Is Your Business Idea Any Good?

As a small business consultant, I am often approached by people who have an idea for a business and want my thoughts on if it is a good idea or not. I find that I give those people the same advice almost regardless of what their idea is or who they are. In a nutshell I tell them “I’m sure your idea is fine. The questions you should be asking yourself is how will you make your business successful and are you the person to do it?”

So, let’s break down that bit of advice into its component parts. There are three: Your idea, your strategy, and you.

Your Idea

In a world seemingly busting at the seams with both good and bad ideas, how does yours rate? Many first time entrepreneurs feel that finding the right idea is similar to a quest for the Holy Grail. It is not. My favorite example of this comes from the movie “Office Space” where the idea of the Pet Rock is discussed, “Sure it was [a good idea]. The guy made a million dollars.” Funny, perhaps, but probably not far from the truth. Gary Dahl, the inventor of Pet Rocks, did make money selling Pet Rocks and even sold the rights to Pet Rocks as recently as 2009. Arguably an awful idea, Pet Rocks actually had a lot of quirky charm as the marketing around them was filled with puns and play on words. And, it was this, not the sale of rocks at incredible markups, which netted Dahl his profits.

The point is, ideas, in and of themselves, rarely have much value one way or another. It is nearly impossible to say one is good while another is bad. We all have that friend who shouts from their couch at commercials that the product is stupid, or that they thought of it years ago. What is the difference between them and the person who is making all that money selling those products and/or services? Effort.

So, when considering a business idea, simply ask yourself if you are a reasonable and intelligent person who is capable of coming up with a sound business idea. If the answer is “yes” then you have what may be a successful business idea, regardless if it is a good or bad one.

Your Strategy

Next is your strategy. Strategy is a funny word in the context of business because it essentially gets boiled down to having a sound approach. A lot of meaningless terms get used and misused in the world of business strategy. My personal favorite example is “first mover advantage.” In reality, “the first mover advantage” is often the “first mover disadvantage” as you’ll hit every roadblock along the way and others get to learn from your mistakes. Don’t let little truisms and phrases be the building blocks of your strategy.

Ask yourself, now that you have an idea, how are you going to really make it a business? The most common misconception here is that strategies that you have seen deployed at an existing business will have any bearing upon your new business idea. There is a huge difference between what is commonly referred to as Corporate Strategy (which is what most any business that has been around for more than 2-3 years use) and New Venture Strategy (which is what you and your new business idea will have to use to get started).
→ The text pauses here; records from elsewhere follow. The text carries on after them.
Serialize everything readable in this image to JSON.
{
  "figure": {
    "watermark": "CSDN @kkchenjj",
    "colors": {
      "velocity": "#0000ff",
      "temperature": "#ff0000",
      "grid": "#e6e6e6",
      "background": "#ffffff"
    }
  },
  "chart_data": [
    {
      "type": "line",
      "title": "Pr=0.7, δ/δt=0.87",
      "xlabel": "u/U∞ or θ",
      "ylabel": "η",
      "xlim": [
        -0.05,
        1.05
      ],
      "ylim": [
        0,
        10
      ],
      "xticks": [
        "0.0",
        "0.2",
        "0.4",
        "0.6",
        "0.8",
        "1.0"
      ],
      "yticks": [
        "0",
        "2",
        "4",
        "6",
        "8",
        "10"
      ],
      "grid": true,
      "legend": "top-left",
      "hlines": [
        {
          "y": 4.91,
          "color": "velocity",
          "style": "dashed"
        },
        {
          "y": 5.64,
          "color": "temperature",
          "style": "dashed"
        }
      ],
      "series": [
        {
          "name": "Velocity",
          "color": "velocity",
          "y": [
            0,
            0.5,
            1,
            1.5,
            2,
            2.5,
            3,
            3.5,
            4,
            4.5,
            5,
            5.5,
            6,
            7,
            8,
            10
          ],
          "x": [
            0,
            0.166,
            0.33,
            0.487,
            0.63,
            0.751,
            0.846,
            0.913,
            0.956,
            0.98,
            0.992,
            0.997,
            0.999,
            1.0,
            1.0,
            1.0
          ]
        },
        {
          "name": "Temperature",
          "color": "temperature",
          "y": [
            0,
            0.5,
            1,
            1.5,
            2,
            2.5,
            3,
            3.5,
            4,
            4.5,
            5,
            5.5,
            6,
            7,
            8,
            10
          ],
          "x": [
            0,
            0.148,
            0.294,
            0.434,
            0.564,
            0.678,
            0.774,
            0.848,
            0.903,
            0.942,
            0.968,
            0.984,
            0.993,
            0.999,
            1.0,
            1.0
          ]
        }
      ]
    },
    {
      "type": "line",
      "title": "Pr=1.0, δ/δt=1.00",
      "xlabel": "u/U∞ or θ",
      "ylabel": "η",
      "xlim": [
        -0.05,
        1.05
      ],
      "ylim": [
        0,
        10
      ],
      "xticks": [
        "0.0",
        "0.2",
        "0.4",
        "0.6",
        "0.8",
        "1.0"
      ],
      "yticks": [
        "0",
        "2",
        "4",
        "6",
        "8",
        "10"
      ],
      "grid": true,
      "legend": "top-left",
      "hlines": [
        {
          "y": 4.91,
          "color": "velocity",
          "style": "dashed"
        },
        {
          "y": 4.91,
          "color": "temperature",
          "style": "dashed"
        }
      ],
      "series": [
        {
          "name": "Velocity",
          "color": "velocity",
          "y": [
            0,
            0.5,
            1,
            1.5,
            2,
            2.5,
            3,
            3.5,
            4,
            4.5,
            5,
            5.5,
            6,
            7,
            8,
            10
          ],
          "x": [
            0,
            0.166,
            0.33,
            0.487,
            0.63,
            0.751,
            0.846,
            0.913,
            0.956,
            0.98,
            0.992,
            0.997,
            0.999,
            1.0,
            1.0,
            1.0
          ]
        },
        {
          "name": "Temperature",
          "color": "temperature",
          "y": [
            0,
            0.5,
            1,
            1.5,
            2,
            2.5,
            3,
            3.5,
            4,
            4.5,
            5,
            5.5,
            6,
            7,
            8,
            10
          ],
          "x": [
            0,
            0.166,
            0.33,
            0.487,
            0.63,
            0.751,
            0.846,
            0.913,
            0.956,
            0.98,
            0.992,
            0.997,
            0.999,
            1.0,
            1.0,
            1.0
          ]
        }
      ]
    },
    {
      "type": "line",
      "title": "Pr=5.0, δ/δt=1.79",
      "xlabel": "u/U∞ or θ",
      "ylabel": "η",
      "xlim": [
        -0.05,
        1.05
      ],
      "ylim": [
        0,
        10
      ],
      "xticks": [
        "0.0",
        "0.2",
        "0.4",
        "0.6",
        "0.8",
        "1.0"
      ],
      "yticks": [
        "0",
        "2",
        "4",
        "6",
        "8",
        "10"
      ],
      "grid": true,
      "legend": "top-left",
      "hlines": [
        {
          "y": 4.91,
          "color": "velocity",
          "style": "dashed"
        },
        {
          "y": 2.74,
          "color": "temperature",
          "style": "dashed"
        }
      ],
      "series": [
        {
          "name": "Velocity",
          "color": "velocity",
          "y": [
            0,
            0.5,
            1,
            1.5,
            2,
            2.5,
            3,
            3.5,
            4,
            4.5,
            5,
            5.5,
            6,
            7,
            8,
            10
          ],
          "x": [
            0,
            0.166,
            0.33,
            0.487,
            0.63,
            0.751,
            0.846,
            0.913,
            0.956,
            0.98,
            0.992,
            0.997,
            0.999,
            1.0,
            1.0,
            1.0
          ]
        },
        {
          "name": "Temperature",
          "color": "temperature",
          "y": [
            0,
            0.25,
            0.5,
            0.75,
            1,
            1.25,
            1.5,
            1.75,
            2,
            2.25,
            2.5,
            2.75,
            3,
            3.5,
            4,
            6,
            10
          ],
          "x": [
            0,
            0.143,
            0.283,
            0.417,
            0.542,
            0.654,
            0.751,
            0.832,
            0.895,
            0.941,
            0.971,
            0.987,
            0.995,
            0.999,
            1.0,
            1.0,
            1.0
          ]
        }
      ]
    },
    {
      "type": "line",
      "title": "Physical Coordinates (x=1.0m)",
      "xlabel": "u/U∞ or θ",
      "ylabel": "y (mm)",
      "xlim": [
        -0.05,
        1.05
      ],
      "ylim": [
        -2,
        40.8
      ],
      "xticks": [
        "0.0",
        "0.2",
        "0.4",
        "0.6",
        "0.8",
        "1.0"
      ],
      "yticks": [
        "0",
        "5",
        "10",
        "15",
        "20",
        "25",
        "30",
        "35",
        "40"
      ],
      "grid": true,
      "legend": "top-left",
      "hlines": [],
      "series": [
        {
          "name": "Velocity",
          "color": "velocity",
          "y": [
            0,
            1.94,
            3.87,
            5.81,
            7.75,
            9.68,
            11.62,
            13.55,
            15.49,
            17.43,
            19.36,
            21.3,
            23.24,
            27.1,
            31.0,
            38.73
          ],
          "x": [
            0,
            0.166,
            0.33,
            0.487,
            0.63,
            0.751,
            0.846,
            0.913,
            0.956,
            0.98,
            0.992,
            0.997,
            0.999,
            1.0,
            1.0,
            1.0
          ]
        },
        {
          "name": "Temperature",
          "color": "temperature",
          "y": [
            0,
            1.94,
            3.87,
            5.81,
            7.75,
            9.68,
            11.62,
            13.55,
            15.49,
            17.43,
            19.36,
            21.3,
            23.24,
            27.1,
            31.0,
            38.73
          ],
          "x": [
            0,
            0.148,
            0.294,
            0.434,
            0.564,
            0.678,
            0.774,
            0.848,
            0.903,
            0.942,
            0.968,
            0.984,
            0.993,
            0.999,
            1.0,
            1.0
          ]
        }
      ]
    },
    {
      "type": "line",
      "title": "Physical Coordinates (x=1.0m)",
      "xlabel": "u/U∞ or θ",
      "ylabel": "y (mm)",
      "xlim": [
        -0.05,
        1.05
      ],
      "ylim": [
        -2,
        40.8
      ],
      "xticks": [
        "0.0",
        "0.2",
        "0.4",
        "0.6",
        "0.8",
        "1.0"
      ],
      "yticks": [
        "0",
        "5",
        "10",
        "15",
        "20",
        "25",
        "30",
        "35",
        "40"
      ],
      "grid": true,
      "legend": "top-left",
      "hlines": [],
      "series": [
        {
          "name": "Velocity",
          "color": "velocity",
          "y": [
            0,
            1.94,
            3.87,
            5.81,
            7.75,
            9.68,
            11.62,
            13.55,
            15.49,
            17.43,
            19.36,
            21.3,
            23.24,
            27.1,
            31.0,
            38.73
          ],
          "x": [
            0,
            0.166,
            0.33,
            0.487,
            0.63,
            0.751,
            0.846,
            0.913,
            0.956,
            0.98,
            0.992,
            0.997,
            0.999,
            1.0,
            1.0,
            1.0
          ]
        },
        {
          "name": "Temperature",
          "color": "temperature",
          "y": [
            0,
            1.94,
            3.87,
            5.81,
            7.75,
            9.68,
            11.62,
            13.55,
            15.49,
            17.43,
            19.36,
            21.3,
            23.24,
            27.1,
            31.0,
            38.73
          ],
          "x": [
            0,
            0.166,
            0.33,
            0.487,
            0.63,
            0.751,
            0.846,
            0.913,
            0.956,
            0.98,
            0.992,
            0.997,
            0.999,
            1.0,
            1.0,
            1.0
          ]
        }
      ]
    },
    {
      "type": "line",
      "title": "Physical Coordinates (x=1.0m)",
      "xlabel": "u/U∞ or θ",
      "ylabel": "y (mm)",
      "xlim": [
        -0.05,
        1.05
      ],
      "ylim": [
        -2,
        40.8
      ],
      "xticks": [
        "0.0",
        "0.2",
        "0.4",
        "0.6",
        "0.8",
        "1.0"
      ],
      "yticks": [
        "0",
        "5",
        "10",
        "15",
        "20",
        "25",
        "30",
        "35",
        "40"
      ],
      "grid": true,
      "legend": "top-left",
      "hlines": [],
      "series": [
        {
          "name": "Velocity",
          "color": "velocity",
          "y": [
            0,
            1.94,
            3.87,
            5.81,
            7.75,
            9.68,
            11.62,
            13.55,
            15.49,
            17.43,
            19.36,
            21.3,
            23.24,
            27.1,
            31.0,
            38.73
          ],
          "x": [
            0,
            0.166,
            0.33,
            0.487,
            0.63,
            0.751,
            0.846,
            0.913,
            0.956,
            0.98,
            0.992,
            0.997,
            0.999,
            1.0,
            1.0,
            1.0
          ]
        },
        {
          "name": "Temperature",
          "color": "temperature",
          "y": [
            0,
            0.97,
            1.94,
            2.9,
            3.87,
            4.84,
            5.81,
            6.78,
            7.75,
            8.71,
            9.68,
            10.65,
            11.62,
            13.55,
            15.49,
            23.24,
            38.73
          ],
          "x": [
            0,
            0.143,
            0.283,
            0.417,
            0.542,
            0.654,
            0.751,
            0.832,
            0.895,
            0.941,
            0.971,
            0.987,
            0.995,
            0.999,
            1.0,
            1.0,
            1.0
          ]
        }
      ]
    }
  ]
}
The new venture strategy you use is paramount to the success of your idea. Far more than the idea itself. But, don’t expect most people to know how to play the new venture strategy game. It is unique and subtle, but can be mastered by really thinking deeply about how you are going to get your idea in front of the people who might buy it. “Market Acquisition” (admittedly, another overused and often misused strategy word) will be the most crucial aspect of what you do to make your idea a successful business. As of day one, nobody knows who you are or what you do. How do you plan to change that, in such a dramatic way that you can actually make a business out of it?

Make sure to run your ideas by lots of people and gain as much feedback as you possibly can. If you know a successful entrepreneur, definitely get their thoughts as they will be invaluable. This is also a wonderful time to learn one of the most important rules of running any business, regardless of size, which is to ensure you are not just asking people who confirm whatever you say just to make you happy. Critique and refining of your plan are the keys to doing this part right.

You

Last, but most important, is you. There are countless examples of entrepreneurs with seemingly great ideas and wonderful strategies whose businesses never see the light of day because they simply are not the ones to bring their idea to the world. Do some honest reflection. Not just about who you are, but who you are within the context of your business idea. Are you really the person that can make this idea a successful business? Do you know the industry or at least have relevant contacts? Probably most important, do you have the time, effort, and dedication to really see this through?

One thing a lot of people get stuck on at this stage is money. I have met dozens of people who tell me they have a great idea and strategy but they would need some amount of money, which they inevitably do not have, to make a real go at it. This, more often than not, is simply a convenient excuse to rationalize wimping out and not following through on what might otherwise be a great business. Money is always out there. There are friends and family who might be willing to support your business idea. If not, there are angel investors and plenty of people who would love to fund interesting and exciting ideas. Want to know what these people look for, first and foremost, when you approach them looking to have them invest? When you are pitching your idea, they are analyzing your strategy, and even more closely, you. If you present a convincing strategy, that’s great. But, if you can show that you have the requisite skills to make that plan successful, few investors will care what your idea is – a winner is a winner.

So, don’t sweat your idea. There are a million businesses out there for which the underlying business ideas sound borderline ridiculous. But, behind most of those ridiculous ideas is a person who is very happy running their own company and often making quite a bit more money than they were before they started. The key to their success was not having a moment of brilliance and simply cashing in on it – it took a solid strategy and then a lot of effort to execute on it. So, take your ideas, examine them deeply, devise winning strategies and then, finally and most importantly, analyze yourself in the context of those strategies. It is certainly more effort than just coming up with the idea itself. But, it is also far more likely to turn your idea into a business and, more importantly, turn you from just another person with an interesting idea into a successful entrepreneur.